9.箱入り娘
「と・・・ところで今は何時ですか!!」
話題転換。このままじゃ、冗談抜きで再び貞操の危機になる。
私は挙手して内丸女史に尋ねた。
「話を逸らしたわね・・・。」
ぼそりと女史の口から言葉が漏れたけど、私は聞いてない。あー、あー、聞こえません!
「・・・まあ、いいわ。午前9時57分ジャスト。よろしいかしらお嬢様。」
女史は左手首に光る腕時計を覗いて教えてくれた。
あの人、重役出勤?大層なご身分ですね。実際、重役出勤がどの程度の時間なのかは知らないけど。

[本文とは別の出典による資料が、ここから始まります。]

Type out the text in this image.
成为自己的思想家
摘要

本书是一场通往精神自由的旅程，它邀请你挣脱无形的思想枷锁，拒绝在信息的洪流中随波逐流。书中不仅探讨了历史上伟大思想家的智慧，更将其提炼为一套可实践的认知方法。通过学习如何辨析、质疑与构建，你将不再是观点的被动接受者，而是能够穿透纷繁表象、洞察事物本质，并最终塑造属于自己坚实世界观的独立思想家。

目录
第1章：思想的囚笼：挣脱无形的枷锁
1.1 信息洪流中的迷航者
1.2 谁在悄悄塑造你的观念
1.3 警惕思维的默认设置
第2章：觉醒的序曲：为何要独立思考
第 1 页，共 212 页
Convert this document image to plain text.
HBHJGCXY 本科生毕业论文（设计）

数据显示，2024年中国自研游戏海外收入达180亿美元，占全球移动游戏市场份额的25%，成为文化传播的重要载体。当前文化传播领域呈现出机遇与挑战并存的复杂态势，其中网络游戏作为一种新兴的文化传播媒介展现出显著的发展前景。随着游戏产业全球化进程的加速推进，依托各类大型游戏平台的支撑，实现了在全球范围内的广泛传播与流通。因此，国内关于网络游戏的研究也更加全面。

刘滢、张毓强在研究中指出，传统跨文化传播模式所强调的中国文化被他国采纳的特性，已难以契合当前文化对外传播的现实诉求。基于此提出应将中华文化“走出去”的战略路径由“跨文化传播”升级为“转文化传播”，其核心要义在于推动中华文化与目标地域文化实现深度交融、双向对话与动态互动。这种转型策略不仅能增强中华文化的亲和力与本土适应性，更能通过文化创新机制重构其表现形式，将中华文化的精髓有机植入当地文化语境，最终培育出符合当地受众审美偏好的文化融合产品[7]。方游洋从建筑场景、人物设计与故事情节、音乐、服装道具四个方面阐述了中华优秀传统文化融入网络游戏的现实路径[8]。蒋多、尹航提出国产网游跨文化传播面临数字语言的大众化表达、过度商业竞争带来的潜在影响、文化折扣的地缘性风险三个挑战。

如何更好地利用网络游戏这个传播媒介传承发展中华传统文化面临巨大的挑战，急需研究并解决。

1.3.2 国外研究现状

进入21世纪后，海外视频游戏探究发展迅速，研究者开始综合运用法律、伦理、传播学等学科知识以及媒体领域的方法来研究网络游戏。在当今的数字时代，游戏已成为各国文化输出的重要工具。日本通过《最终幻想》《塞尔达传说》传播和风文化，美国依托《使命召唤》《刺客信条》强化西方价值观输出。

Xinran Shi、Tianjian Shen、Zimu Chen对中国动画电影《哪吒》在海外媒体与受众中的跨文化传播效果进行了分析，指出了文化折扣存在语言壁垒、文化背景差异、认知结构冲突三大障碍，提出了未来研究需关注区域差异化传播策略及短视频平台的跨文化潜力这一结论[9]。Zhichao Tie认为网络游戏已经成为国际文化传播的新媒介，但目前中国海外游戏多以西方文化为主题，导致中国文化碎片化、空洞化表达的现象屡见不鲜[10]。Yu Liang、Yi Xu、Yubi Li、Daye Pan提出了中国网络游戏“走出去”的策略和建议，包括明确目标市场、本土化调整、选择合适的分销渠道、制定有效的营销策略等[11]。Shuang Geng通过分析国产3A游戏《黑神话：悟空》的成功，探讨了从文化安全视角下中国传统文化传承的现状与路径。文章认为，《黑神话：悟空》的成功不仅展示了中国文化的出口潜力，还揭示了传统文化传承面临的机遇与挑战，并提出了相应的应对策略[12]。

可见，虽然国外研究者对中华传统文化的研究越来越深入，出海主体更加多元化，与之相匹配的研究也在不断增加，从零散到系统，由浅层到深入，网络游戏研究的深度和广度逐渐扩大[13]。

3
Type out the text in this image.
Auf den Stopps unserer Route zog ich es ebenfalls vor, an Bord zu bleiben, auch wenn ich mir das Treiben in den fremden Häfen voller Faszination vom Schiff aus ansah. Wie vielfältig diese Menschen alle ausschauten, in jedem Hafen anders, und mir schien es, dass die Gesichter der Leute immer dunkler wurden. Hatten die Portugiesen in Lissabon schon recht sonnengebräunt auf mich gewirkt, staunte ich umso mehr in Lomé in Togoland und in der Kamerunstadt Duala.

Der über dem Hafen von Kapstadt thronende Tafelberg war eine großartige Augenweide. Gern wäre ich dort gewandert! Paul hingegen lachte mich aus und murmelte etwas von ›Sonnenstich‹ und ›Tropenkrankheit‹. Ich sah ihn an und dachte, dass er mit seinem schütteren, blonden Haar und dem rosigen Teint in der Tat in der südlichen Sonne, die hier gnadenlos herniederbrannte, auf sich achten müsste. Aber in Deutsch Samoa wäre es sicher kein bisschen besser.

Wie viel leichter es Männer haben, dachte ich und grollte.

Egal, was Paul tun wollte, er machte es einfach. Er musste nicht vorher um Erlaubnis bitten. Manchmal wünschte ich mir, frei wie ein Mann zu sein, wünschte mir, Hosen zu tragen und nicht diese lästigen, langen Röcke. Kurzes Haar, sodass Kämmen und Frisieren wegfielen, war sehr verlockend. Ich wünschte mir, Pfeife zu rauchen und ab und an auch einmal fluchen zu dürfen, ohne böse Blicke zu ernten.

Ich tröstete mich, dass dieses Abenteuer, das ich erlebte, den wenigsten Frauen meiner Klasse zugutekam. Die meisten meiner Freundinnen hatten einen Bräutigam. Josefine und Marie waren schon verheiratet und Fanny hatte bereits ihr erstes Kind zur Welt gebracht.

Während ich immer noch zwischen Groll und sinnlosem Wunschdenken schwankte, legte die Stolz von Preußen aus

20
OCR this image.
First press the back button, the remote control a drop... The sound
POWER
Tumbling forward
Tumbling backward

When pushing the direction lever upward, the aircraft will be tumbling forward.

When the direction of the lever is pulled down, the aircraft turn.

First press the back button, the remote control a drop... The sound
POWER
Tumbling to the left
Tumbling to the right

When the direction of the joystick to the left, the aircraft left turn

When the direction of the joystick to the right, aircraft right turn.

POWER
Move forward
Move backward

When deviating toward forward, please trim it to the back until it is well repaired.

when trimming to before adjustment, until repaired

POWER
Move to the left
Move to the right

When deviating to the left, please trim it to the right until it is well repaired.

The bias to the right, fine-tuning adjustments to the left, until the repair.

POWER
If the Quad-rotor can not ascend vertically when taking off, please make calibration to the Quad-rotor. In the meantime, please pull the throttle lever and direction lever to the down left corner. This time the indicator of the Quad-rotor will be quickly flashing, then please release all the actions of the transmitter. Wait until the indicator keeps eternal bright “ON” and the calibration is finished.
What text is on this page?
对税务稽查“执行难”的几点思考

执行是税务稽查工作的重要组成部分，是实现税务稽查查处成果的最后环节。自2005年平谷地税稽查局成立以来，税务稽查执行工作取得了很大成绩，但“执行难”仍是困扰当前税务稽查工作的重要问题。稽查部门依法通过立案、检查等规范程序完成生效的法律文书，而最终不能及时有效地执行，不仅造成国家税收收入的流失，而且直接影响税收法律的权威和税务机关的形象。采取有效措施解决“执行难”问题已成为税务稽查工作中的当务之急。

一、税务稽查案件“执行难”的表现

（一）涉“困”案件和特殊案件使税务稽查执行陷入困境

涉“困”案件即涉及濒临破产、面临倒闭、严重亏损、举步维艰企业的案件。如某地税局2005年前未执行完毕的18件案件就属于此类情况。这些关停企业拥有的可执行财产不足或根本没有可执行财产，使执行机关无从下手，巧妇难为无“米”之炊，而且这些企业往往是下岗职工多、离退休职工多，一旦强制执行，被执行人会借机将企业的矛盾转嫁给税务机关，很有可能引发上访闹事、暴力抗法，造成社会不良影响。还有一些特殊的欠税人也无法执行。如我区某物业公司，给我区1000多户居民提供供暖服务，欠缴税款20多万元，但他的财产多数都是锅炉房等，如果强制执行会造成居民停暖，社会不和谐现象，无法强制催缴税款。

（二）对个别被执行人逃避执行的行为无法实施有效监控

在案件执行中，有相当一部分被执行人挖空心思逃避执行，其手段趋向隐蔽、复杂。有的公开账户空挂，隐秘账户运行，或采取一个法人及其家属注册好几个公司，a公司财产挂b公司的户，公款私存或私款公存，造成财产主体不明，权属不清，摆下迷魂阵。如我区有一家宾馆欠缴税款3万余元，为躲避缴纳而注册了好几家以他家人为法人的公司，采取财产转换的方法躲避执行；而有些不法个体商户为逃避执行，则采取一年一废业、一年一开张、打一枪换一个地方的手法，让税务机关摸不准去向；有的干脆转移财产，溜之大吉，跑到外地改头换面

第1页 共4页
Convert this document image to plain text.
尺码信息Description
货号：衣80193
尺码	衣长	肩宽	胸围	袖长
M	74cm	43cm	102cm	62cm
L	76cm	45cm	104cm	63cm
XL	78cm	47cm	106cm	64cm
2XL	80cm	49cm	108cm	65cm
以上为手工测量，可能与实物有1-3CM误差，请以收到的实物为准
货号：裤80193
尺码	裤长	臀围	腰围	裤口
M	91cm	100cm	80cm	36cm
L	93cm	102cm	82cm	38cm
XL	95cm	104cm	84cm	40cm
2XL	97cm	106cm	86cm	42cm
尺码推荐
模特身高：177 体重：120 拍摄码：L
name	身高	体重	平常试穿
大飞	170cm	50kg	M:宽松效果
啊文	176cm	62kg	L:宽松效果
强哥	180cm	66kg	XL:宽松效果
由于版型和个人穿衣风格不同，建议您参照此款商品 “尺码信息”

秘書さんが付いてる時点で本当に大層なご身分なのかしら?
「お嬢様、ついでに大事な制服がシワシワのクシャクシャになっていてよ。」
彼女の視線が下に落ちるのを私も一緒にたどり、自分の着ているスカートに留まる。
濃紺の大き目のプリーツは私の寝相のせいでぐちゃぐちゃで、細かい皺が寄っていた。
「あー、やだ。しわしわだ〜〜。」
思わず溜息を漏らし、眉間が寄る。
クリーニングに出そうか、アイロンをかけようか。こんな格好で寝てたんだからしょうがないのはしょうがない。
昨日の自分を呪うしかない。
今朝の状況で、制服がハンガーに掛けられてあったほうが困るので、皺くらい大目に見よう。
「そういえば、お嬢様のお名前聞いてなかったわね。」
さっきあの人が紹介してくれてたけど、お姉さん聞いてなかったのね。
うん、聞いてる風ではなかったけど・・・。
「佐想・・・ひふみです。」
「佐想・・・ひふみさん・・・。もしかして、」
女史は何かに思い当たったようで、表情固く私に向き直った。
大体の予想はついてる。家名の力は絶大だから。
「・・・お爺様は佐想源五郎さん?」
「はあ。」
女史の顔色が見る見るうちに変わっていく。
「・・・っあんの・・・・・クソ馬鹿・・・・・・!!!!」
私の肯定の言葉に、内丸女史の綺麗な唇から罵詈が飛び出した。
チャッ
小さい音と共に彼女の手にはいつの間にか白い携帯電話が。
流れるような仕草で目的のアドレスを導き出したよう。
白い携帯を耳に当てて、数コール目で相手が出た模様。
「ちょっと!あんた、何考えてるのよ!?このお嬢さん、佐想のご令嬢じゃない?しかも高校生よ、コーコーセー。あのおじーさん怒らせて、生きていけると思ってるの?・・・・・ああっ!?なに?・・・・・・・・・・・・・・・、・・・・・・・・・・・ええ、・・・・そう・・・・・・分かった。本当ね?・・・・・・・・ええ、はい。」
相手はきっとあの人なんだろう。
なんて言ってるんだろう、気になる。
内丸女史は不安の拭えない表情で、じっとりと会話の終わった携帯電話を睨んでいた。
一度瞑目するのが気持ちを切り替える技らしい。
彼女はゆっくり目を閉じて、開いた時には不安の残滓は消えていた。
彼女に似合う、優美な笑みを一つくれると携帯電話をポケットに仕舞い込みながら寝室の扉を開けた。
何もない寝室に出口が出来た。
そういえば、起きてからまだ一度もこの部屋から出ていなかったことに気付く。
「遅い朝ごはんでも食べましょうか。」
そう言って、女史は私を次なる部屋へと案内した。